The Last of the Stanfields(71)
“Chin up, we’ll find another way,” he said softly. “I promise we will. I know it’s sad, but you’ll pull through.”
“You want sad?” muttered the policeman. “Sad is dragging your feet when you walk to work in the morning, then dragging them twice as slow to get home at night. That’s sad.”
“True,” sighed George-Harrison. “I’m no stranger to that type of sadness. But have you ever been writing a book and felt so stuck? What am I saying? Of course you haven’t.”
Hook, line, and sinker. The cop looked up from his book.
“Truth is, we’re not really here as journalists,” George-Harrison continued. “We’re novelists, and this whole thing is a major plot point in our story, one we want to be as authentic and reality based as possible. I’m sure you can imagine that having a real police report from that period would add a vital touch of authenticity to our novel.”
“What type of novel is it?”
“A thriller.”
“Thrillers are the only type of book that really grabs me. My wife only reads romance novels, which is rich, considering romance is what she seems most incapable of in our marriage.” Getting all worked up, the cop motioned us closer and leaned in to whisper. “If you agree to name one of your characters after me, maybe I can help you out with this thing, huh? Not necessarily the main character, but somebody with a big role, and one of the good guys! Like a really smooth operator, you follow me? I mean, just imagine my wife listening as I read her passages of a book with me in it!”
George-Harrison and the officer sealed the deal with a firm handshake. The cop then peppered us with questions about what exactly it was we were seeking. He disappeared into a room down the hall and emerged a half hour later, a manila folder in hand, all dusty and worn with age. He summarized the details for us out loud, as though the report were an excerpt straight from our nonexistent novel and he were playing stand-in narrator.

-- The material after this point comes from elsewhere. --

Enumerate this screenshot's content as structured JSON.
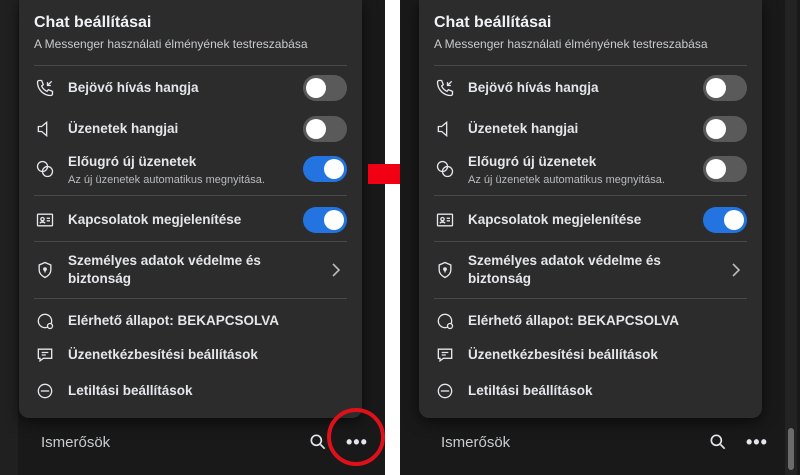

“Your burglary took place on October 21, 1980, between the hours of 9 and 11 p.m.,” he said, scratching his chin. “It’s a cold case. They never found the perp. The events transpired at a party thrown by one Robert Stanfield and his wife. Apparently, the thief mingled with the guests and then robbed the family blind, stealing bonds from the house safe. A hundred fifty thousand dollars, all told, which could be worth as much as 1.5 mil today—and that’s a ballpark figure. You gotta be brain-dead to keep that kind of money sitting at home. I mean, it’s just not the brightest move, even if people used cash more in those days. Ah, interesting. It says here the lock on the safe was intact. No forced entry. In my opinion—professional opinion—the guilty party must have known the premises inside and out. Probably had help from someone on the inside. And what do you know? I see here that all the house employees were questioned, temporary and permanent, including event staff and caterers. There’s a good thirty or so eyewitness accounts in here. And as usual, nobody saw or heard a single thing out of the ordinary. Quite the caper. An impressive sleight of hand.”
The cop kept reading, nodding eagerly here and there as though he were a sleuth hot on the trail of an elusive master villain. “The theft was first discovered around midnight, when Mrs. Stanfield went to return her jewelry to the safe. Police were called at 12:45 a.m., which probably left just enough time for the victims to recover from the shock and take stock of what had been stolen.”
“Jewelry in the safe . . . but she couldn’t have been wearing all her jewelry,” I interjected. “Were any of those items listed as stolen?”
“Nope, not as far as I can see,” the officer replied, punctuating his certainty with a firm shake of his head. “Not one item of jewelry reported missing, only the money—those bonds.”
“And does that seem normal to you?” asked George-Harrison.
“Normal doesn’t happen too often in my line of work. But this I can tell you for sure: this job was done by a pro. He wasn’t going to bother with things he couldn’t manage to sell. I’m going to let you in on a real insider tip, a nice touch that’ll make your story as real as it gets. Maybe even, if you can manage, have my character be the one who makes a speech about it, huh? If possible. A good cop always uses deduction. See these notes here? The eyewitness accounts? I count fifteen employees working full-time with these people. Housekeepers, cooks, butler, private secretary, and even a live-in presser? Just for ironing, I guess. That’s wild. I didn’t even know that existed. So, you know, it’s not too far a leap to conclude that the . . . what’s their name, again? The, uh, the Stanfields . . . Sorry, lost my train of thought. Ah, right . . . so, calling the Stanfields a ‘wealthy family’ would be an understatement. You still with me, right? I don’t gotta slow down? Okay, so. For folks as rich as them, the lady of the house probably doesn’t own even one piece of run-of-the-mill jewelry. And for a burglar, that’s a real snag. Think: Rolex, pearl necklace, even a reasonably sized diamond ring can all be pawned relatively easily. But when we’re talking jewels with values pushing five, even six figures? It’s impossible to hock that kinda stuff. Only way to get rid of something that hot is through a specialized underground network. Stones have to be pulled from their settings, mostly recut to make them unrecognizable, and then, presto! Back on the market. But if you don’t have those connections, you’re out of luck.”